Black Mirror: Bandersnatch Is the Wackiest, Most Insane Thing You'll See This Year
She adds, “But I think the key thing — and we said this [at Netflix's headquarters] in Los Gatos — was wanting to create a film that people have an emotional engagement with the character, and care about his journey, for want of a better word. And so, the fact that we hopefully were able to achieve that, and explore what it is to be interactive, and explore all of the tropes of a branching narrative, and have fun by subverting it, but also keep a motion in the film is, you know, hugely gratifying.”
“One of the most interesting things for me was people desperately trying to find a happy ending for Stefan, [the protagonist played by Fionn Whitehead],” Jones, who's also an executive producer on the show, tells Gadgets 360. “Which is hugely satisfying, because you sort of think, ‘Oh my God, they desperately care about him, and they want to try and find some resolution for him. But on the other hand, it's Black Mirror. So what were they expecting?' But for anyone to have any emotional reaction to it is obviously the whole point. So I think it was a really, really interesting and positive experience.”

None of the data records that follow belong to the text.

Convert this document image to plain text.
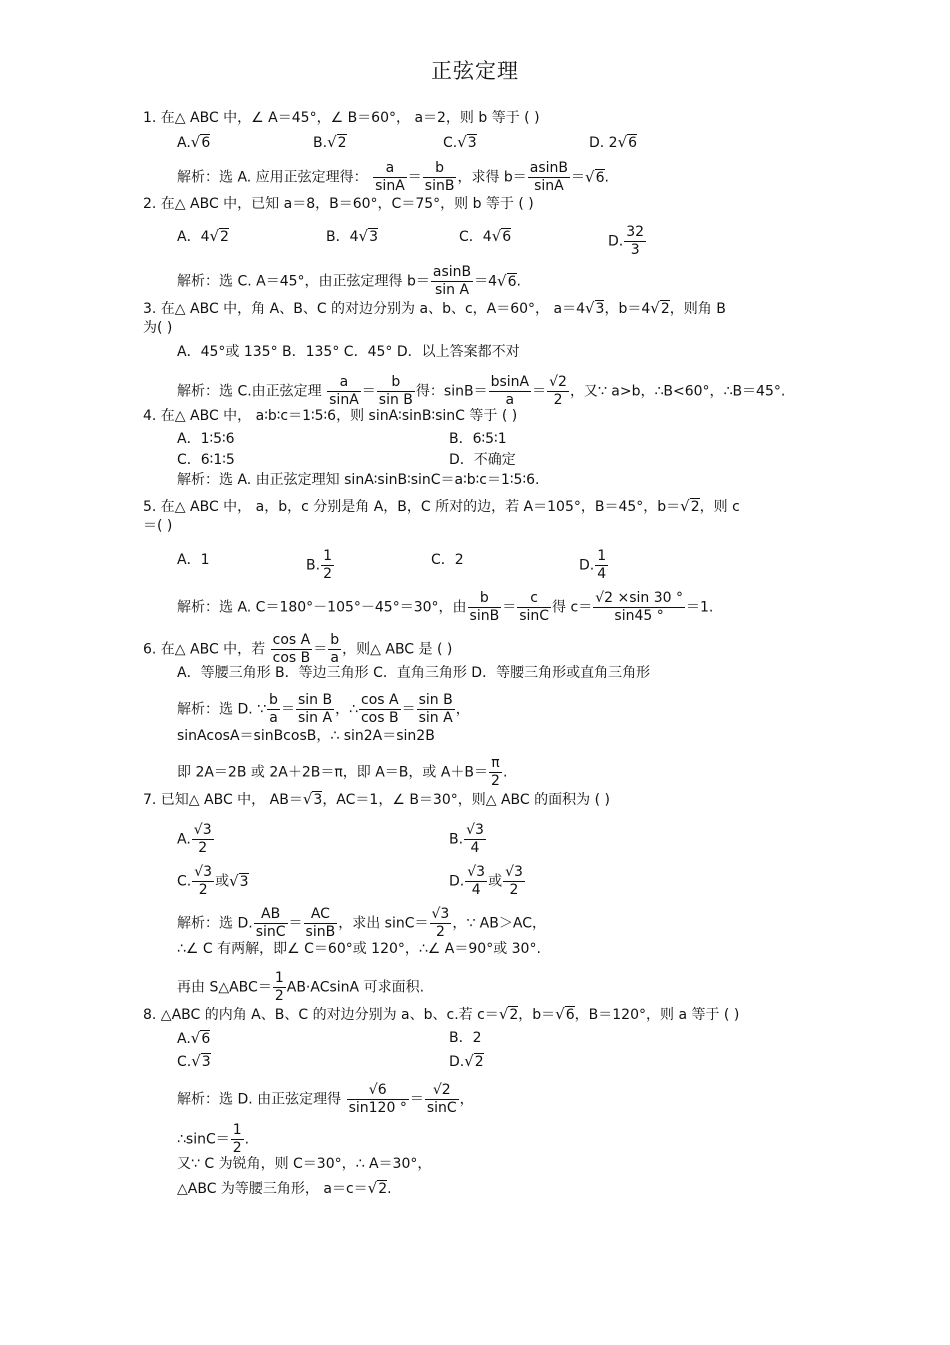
正弦定理
1. 在△ ABC 中，∠ A＝45°，∠ B＝60°， a＝2，则 b 等于 ( )
A.√6	B.√2	C.√3	D. 2√6
解析：选 A. 应用正弦定理得： $\frac{a}{\sin A} = \frac{b}{\sin B}$ ，求得 $b= \frac{asinB}{\sin A} =√6$.
2. 在△ ABC 中，已知 a＝8，B＝60°，C＝75°，则 b 等于 ( )
A．4√2	B．4√3	C．4√6	D. $\frac{32}{3}$
解析：选 C. A＝45°，由正弦定理得 $b= \frac{asinB}{\text{sin A}} =4√6$.
3. 在△ ABC 中，角 A、B、C 的对边分别为 a、b、c，A＝60°， a＝4√3，b＝4√2，则角 B
为( )
A．45°或 135° B．135° C．45° D．以上答案都不对
解析：选 C.由正弦定理 $\frac{a}{\sin A} = \frac{b}{\text{sin B}}$ 得：$\sin B= \frac{bsinA}{a} = \frac{√2}{2}$ ，又∵ a>b，∴B<60°，∴B＝45°.
4. 在△ ABC 中， a∶b∶c＝1∶5∶6，则 sinA∶sinB∶sinC 等于 ( )
A．1∶5∶6	B．6∶5∶1
C．6∶1∶5	D．不确定
解析：选 A. 由正弦定理知 sinA∶sinB∶sinC＝a∶b∶c＝1∶5∶6.
5. 在△ ABC 中， a，b，c 分别是角 A，B，C 所对的边，若 A＝105°，B＝45°，b＝√2，则 c
＝( )
A．1	B. $\frac{1}{2}$	C．2	D. $\frac{1}{4}$
解析：选 A. C＝180°－105°－45°＝30°，由 $\frac{b}{\sin B} = \frac{c}{\sin C}$ 得 $c= \frac{√2 \times\sin 30 ^\circ}{\sin 45 ^\circ} =1$.
6. 在△ ABC 中，若 $\frac{\text{cos A}}{\text{cos B}} = \frac{b}{a}$ ，则△ ABC 是 ( )
A．等腰三角形 B．等边三角形 C．直角三角形 D．等腰三角形或直角三角形
解析：选 D. ∵ $\frac{b}{a} = \frac{\text{sin B}}{\text{sin A}}$ ，∴ $\frac{\text{cos A}}{\text{cos B}} = \frac{\text{sin B}}{\text{sin A}}$ ，
sinAcosA＝sinBcosB，∴ sin2A＝sin2B
即 2A＝2B 或 2A＋2B＝π，即 A＝B，或 $A+B= \frac{\pi}{2}$ .
7. 已知△ ABC 中， AB＝√3，AC＝1，∠ B＝30°，则△ ABC 的面积为 ( )
A. $\frac{√3}{2}$	B. $\frac{√3}{4}$
C. $\frac{√3}{2}$ 或√3	D. $\frac{√3}{4}$ 或 $\frac{√3}{2}$
解析：选 D. $\frac{AB}{\sin C} = \frac{AC}{\sin B}$ ，求出 $\sin C= \frac{√3}{2}$ ，∵ AB＞AC，
∴∠ C 有两解，即∠ C＝60°或 120°，∴∠ A＝90°或 30°.
再由 S△ABC＝ $\frac{1}{2} AB\cdot ACsinA$ 可求面积.
8. △ABC 的内角 A、B、C 的对边分别为 a、b、c.若 c＝√2，b＝√6，B＝120°，则 a 等于 ( )
A.√6	B．2
C.√3	D.√2
解析：选 D. 由正弦定理得 $\frac{√6}{\sin 120 ^\circ} = \frac{√2}{\sin C}$ ，
∴sinC＝ $\frac{1}{2}$ .
又∵ C 为锐角，则 C＝30°，∴ A＝30°，
△ABC 为等腰三角形， a＝c＝√2.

Now that Bandersnatch has been out there for a while and the creators have had time to process it, is there anything they would change about it? “On the whole, there's the occasional structural thing where I think, ‘Oh, maybe we should have held back on the path where it breaks the fourth wall,'” Brooker says. “[When Stefan is] told he's on Netflix was originally held back until you sort of had gone down at least one of the other endings first. But we opened it up early on. Was that a mistake? I don't know. I mean, it could have gone either way.”

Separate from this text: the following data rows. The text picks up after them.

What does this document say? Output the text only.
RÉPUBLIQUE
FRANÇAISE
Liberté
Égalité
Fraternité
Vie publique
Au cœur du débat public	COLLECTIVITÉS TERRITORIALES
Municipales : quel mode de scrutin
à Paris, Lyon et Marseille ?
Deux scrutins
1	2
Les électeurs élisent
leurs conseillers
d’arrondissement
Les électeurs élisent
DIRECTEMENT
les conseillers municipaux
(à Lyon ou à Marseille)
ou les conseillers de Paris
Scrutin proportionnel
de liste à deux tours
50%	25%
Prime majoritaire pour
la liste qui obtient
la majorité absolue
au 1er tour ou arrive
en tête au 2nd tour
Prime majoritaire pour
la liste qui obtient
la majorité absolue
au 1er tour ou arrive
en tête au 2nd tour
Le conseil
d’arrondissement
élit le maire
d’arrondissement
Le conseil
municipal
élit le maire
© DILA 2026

With the Black Mirror interactive movie now safely in the rear-view mirror, Brooker and Jones are looking forward to seeing how audiences will react to the new batch of episodes in season 5, which are set in the present day unlike Bandersnatch and have been filmed around the world, including Brazil, South Africa, Spain, and the UK. As the trailers have revealed over the past week, Black Mirror season 5 will involve VR technology, smartphone addiction, and Cyrus being turned into an Amazon Echo-like device.
“There's all sorts of things [in season 5] from pornography, fidelity, the music industry, artists' rights, attention spans in the modern era, virtual assistants, social media, lots of things like that,” Brooker adds. “Those are kind of the themes, but really, we don't sort of think about the themes when we sit down to write the stories. We always want people to focus on the stories, first and foremost. The theme is kind of like the background music that improves it, I think, as you watch the story. But hopefully again, there's a mix of styles of story in this season. That hopefully, people will react positively to rather than negatively.”
“And [there's] a mix of genre and mix of tone as well,” Jones says. “‘Rachel, Jack and Ashley Too', on the surface, feels like quite a romp in the style of [season 4 episode] ‘USS Callister'. But actually, when you step back, and you think about what's actually going on there, it's all quite dark in terms of exploitation of artists and artists' rights and AI taking over music and how we like to consume entertainment. There's lots of ideas running through it, but we tackle it with such a fast-paced speed that you're not even thinking about that, you're just enjoying the story.”
Black Mirror season 5 is out Wednesday, June 5 on Netflix worldwide.